The Wall Street journal recently had an article on The Risks of Buying a Home that is Too Big. It elicited a big – DUH – in the comments because their reasons were the obvious ones… more expensive to build, heat, furnish, maintain, and higher property taxes. What they didn’t explore was how to determine what the right size home is for you, your family, location, and budget. There are five major factors to consider in choosing the right sized house.

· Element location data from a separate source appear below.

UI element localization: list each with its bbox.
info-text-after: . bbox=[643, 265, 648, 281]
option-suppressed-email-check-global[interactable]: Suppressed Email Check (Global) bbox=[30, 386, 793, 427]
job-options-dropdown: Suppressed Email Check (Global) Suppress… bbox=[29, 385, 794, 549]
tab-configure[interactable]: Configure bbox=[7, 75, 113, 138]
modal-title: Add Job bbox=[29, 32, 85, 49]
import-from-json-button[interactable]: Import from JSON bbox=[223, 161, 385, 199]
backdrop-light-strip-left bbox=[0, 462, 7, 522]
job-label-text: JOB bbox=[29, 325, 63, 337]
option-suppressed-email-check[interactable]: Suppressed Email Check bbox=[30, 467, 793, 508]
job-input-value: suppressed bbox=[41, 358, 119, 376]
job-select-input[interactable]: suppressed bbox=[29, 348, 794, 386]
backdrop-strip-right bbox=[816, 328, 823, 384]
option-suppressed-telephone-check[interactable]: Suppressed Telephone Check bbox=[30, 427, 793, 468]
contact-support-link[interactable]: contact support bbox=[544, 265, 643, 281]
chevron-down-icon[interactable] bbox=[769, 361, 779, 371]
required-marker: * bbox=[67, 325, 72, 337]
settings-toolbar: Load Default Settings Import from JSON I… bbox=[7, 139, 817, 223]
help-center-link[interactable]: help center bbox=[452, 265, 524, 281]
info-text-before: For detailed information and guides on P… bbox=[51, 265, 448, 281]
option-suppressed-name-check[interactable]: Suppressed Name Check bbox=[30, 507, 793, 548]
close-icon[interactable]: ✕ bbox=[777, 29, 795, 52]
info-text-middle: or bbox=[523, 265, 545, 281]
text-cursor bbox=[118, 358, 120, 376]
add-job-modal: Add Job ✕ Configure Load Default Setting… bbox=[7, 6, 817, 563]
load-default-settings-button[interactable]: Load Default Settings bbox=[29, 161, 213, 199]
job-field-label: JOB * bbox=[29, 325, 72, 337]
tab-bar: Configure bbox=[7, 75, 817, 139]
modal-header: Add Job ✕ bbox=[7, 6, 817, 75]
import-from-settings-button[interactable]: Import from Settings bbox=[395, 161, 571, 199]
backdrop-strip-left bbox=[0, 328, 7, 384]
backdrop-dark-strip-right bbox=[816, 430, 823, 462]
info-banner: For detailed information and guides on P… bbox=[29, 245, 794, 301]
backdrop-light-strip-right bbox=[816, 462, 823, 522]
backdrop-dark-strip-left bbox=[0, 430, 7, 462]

1. Who is going to live in the house most of the time? This is one of the key elements, a family of 5 will probably need more room that a family of 2 or 3. The larger family may need more bedrooms, a larger laundry room, and maybe a separate kid friendly space for playing. If the house is for a retired couple who are home most of the day, there might be a call for separate offices or hobby spaces. It is essential to spend time thinking about how the family will live in the house and what spaces are needed to enhance family harmony.
2. How and how often do you entertain? Houseguests two or three times a month require a different amount of space than a houseguest once or twice a year. Large dinner parties require space for guests to both mingle and sit down to eat.

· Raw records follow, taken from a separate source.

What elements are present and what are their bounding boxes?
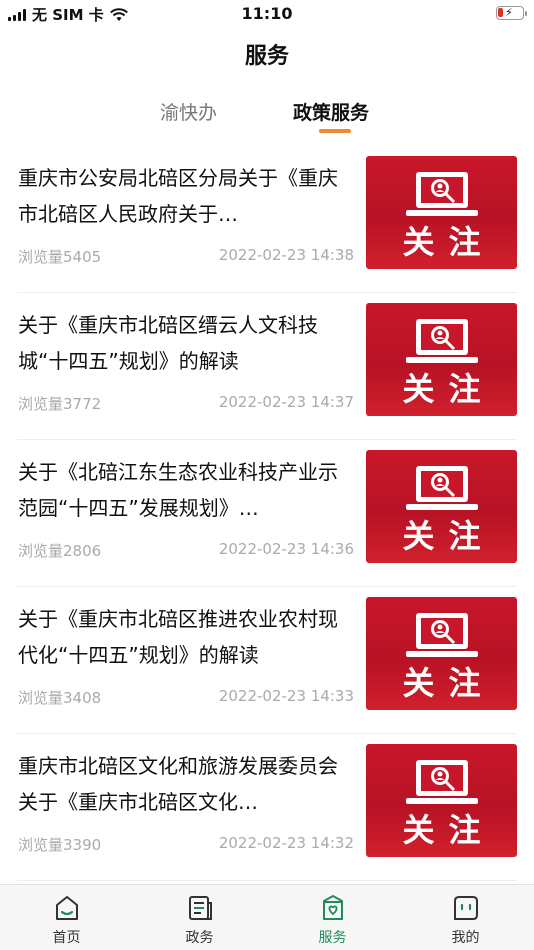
clock: 11:10: [241, 4, 293, 23]
tab-policy-service[interactable]: 政策服务: [293, 98, 369, 125]
tab-active-indicator: [319, 129, 351, 133]
home-icon: [55, 896, 78, 920]
article-title: 重庆市北碚区文化和旅游发展委员会关于《重庆市北碚区文化…: [18, 754, 338, 814]
monitor-search-icon: [406, 613, 478, 657]
thumbnail-caption: 关注: [402, 370, 495, 408]
nav-service[interactable]: 服务: [266, 885, 399, 950]
nav-home[interactable]: 首页: [0, 885, 133, 950]
thumbnail-caption: 关注: [402, 811, 495, 849]
monitor-search-icon: [406, 466, 478, 510]
nav-government[interactable]: 政务: [133, 885, 266, 950]
page-title: 服务: [244, 44, 289, 69]
publish-date: 2022-02-23 14:38: [218, 246, 354, 264]
view-count: 浏览量3390: [18, 836, 102, 854]
list-item[interactable]: 关于《重庆市北碚区推进农业农村现代化“十四五”规划》的解读 浏览量3408 20…: [17, 587, 517, 734]
tab-yukuaiban[interactable]: 渝快办: [160, 98, 217, 125]
article-title: 重庆市公安局北碚区分局关于《重庆市北碚区人民政府关于…: [18, 166, 338, 226]
monitor-search-icon: [406, 319, 478, 363]
thumbnail-caption: 关注: [402, 664, 495, 702]
monitor-search-icon: [406, 760, 478, 804]
publish-date: 2022-02-23 14:32: [218, 834, 354, 852]
battery-icon: ⚡: [496, 6, 527, 20]
service-icon: [322, 895, 343, 920]
article-thumbnail: 关注: [366, 744, 517, 857]
article-thumbnail: 关注: [366, 450, 517, 563]
nav-label: 首页: [52, 930, 81, 946]
view-count: 浏览量3408: [18, 689, 102, 707]
article-thumbnail: 关注: [366, 303, 517, 416]
nav-profile[interactable]: 我的: [399, 885, 532, 950]
article-title: 关于《重庆市北碚区推进农业农村现代化“十四五”规划》的解读: [18, 607, 338, 667]
profile-icon: [453, 896, 478, 920]
thumbnail-caption: 关注: [402, 223, 495, 261]
publish-date: 2022-02-23 14:33: [218, 687, 354, 705]
nav-label: 我的: [451, 930, 480, 946]
article-title: 关于《北碚江东生态农业科技产业示范园“十四五”发展规划》…: [18, 460, 338, 520]
view-count: 浏览量2806: [18, 542, 102, 560]
article-thumbnail: 关注: [366, 597, 517, 710]
status-bar: 无 SIM 卡 11:10 ⚡: [0, 0, 534, 28]
monitor-search-icon: [406, 172, 478, 216]
list-item[interactable]: 关于《重庆市北碚区缙云人文科技城“十四五”规划》的解读 浏览量3772 2022…: [17, 293, 517, 440]
article-thumbnail: 关注: [366, 156, 517, 269]
publish-date: 2022-02-23 14:37: [218, 393, 354, 411]
article-list: 重庆市公安局北碚区分局关于《重庆市北碚区人民政府关于… 浏览量5405 2022…: [0, 146, 534, 881]
nav-label: 服务: [318, 930, 347, 946]
tab-bar: 渝快办 政策服务: [0, 98, 534, 138]
view-count: 浏览量3772: [18, 395, 102, 413]
document-icon: [188, 896, 212, 920]
thumbnail-caption: 关注: [402, 517, 495, 555]
nav-label: 政务: [185, 930, 214, 946]
publish-date: 2022-02-23 14:36: [218, 540, 354, 558]
bottom-nav: 首页 政务 服务 我的: [0, 884, 534, 950]
list-item[interactable]: 关于《北碚江东生态农业科技产业示范园“十四五”发展规划》… 浏览量2806 20…: [17, 440, 517, 587]
list-item[interactable]: 重庆市公安局北碚区分局关于《重庆市北碚区人民政府关于… 浏览量5405 2022…: [17, 146, 517, 293]
article-title: 关于《重庆市北碚区缙云人文科技城“十四五”规划》的解读: [18, 313, 318, 373]
view-count: 浏览量5405: [18, 248, 102, 266]
list-item[interactable]: 重庆市北碚区文化和旅游发展委员会关于《重庆市北碚区文化… 浏览量3390 202…: [17, 734, 517, 881]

3. How much stuff do you have? Unless you channel your inner Marie Kondō and get rid all of your possessions, most people have a fair amount of stuff. Categorize like items for storage and determine how they will be stored. We once included 500 square feet of storage just for the Christmas decorations for a client. The size of your furniture, area rugs and artwork will also determine the sizes of the spaces.

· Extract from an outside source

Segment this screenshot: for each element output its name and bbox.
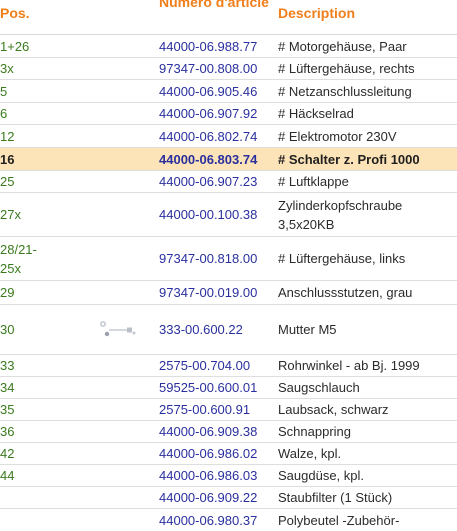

4. What is your budget? If you need more spaces than comfortably fit within your budget, it is best to see if rooms can be multi-functional. A once a year guest room can easily double as an office the other 51 weeks of the year.
5. What is the average size house in the neighborhood? We occasionally have clients who say “ I will move out of this house feet first and it is up to my heirs to worry about selling it.” That is the rare view; most homeowners do not want their house to be the biggest or most expensive in the neighborhood because of resale.
It is also important to realize that other than the working rooms of kitchens, baths and utility rooms, all other rooms are flexible in their function to fit your needs and lifestyle.